Day 102 was more of the same: ups, downs and views of rocky peaks. A haze settled in around us, thickening throughout the day—smoke from a wildfire somewhere in the distance. Firefighting helicopters buzzed back and forth overhead, filling up on water before returning to the blaze. Although the fire didn't appear to be an immediate danger, we had no cell service and therefore no way to get any information about its status or the trail ahead. A little wary, we hiked on. By the end of the day, we'd clocked 31 miles, a new high. 

We hiked downhill the next day, making good time until we came to an obstacle that slowed us down: blackberries. Bushes lined the dirt road we were hiking, laden with ripe berries. Every few minutes, we stopped to scarf down fistfuls of the sweet, juicy fruit. At one point, a bear cub scampered uphill away from us, our feast disturbing his. 

By midday, we hiked into Seiad Valley, quickly ducking into an air-conditioned cafe for lunch. The temperature hit 107 as we waited out the heat of the day, a steep climb awaiting when we left town. We sat in the shade with other hikers, guzzling Gatorade and drenched with sweat. Seiad Valley, a tiny town of a few hundred people, featured State of Jefferson signs on almost every home and business. Jefferson is a proposal that would turn rural Northern California and southern Oregon into the 51st state. Apparently Seiad Valley is very pro-secession. 

Around dusk, as the temperature dipped just below triple digits, we started the long climb out of the valley. As it grew dark, we put on headlamps and continued. We wound along narrow ledges, surrounded by the skeletons of burned-out trees, outlined by the moonlight. Looking to the south, we saw the red glow of wildfires in the distance. It was getting spooky. 

Then Tigre came across a rattlesnake coiled in the path, giving us a scare. Soon after, as we were filling up water at a spring, I saw a scorpion scurrying toward Tigre. I shouted, and he leapt to his feet right as it reached the spot where he had been sitting. Another close call. We found a tiny ledge on a ridge and deemed it good enough to camp, having had our fill of pulse-pounding night hiking. We got a few hours of sleep and set out again on Day 104. We hiked more ridges and crossed through fields of wildflowers.

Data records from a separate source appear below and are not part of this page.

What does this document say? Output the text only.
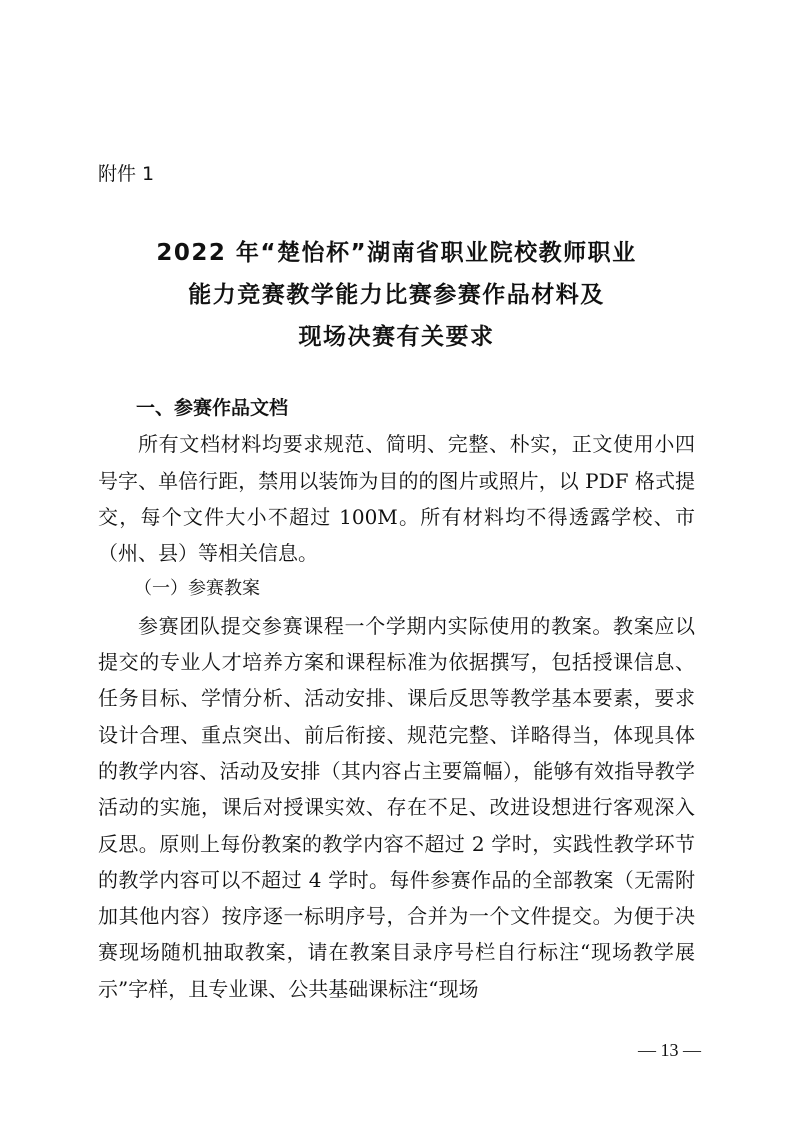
附件 1
2022 年“楚怡杯”湖南省职业院校教师职业
能力竞赛教学能力比赛参赛作品材料及
现场决赛有关要求

一、参赛作品文档

所有文档材料均要求规范、简明、完整、朴实，正文使用小四号字、单倍行距，禁用以装饰为目的的图片或照片，以 PDF 格式提交，每个文件大小不超过 100M。所有材料均不得透露学校、市（州、县）等相关信息。

（一）参赛教案

参赛团队提交参赛课程一个学期内实际使用的教案。教案应以提交的专业人才培养方案和课程标准为依据撰写，包括授课信息、任务目标、学情分析、活动安排、课后反思等教学基本要素，要求设计合理、重点突出、前后衔接、规范完整、详略得当，体现具体的教学内容、活动及安排（其内容占主要篇幅），能够有效指导教学活动的实施，课后对授课实效、存在不足、改进设想进行客观深入反思。原则上每份教案的教学内容不超过 2 学时，实践性教学环节的教学内容可以不超过 4 学时。每件参赛作品的全部教案（无需附加其他内容）按序逐一标明序号，合并为一个文件提交。为便于决赛现场随机抽取教案，请在教案目录序号栏自行标注“现场教学展示”字样，且专业课、公共基础课标注“现场

— 13 —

In the afternoon, we heard what sounded like wind chimes. Soon, we came up a hill and saw cows grazing in a field, the bells around their necks clanging as they walked. We knocked out some more hiking and made camp as dusk began to set in. Early the next morning, we hit another milestone: Oregon. One mile into our hike, we hit the border. After three and a half months, we'd finally hiked the length of California. Turns out it's a very long state. We crossed the imaginary line and kept hiking, the Oregon trees looking much the same as they had in Northern California. 

After a morning of climbing, we took lunch with only 10 downhill miles between us and Ashland. For a long time, we'd looked forward to hitting Ashland and finally taking a day or two off. We'd pushed through NorCal in a hurry to make up for lost time in the Sierra, and in Oregon we'll get to enjoy the fruits of our labor. Back on schedule, we'll take days off for Crater Lake, Portland and the solar eclipse. 

For now, we were happy to get to Ashland. We strolled downhill to the road and got a ride to our trail angel's house. After much-needed showers, I grilled up some pork chops and corn on the cob. A well-earned feast. Tomorrow, we'll sleep in. Finally.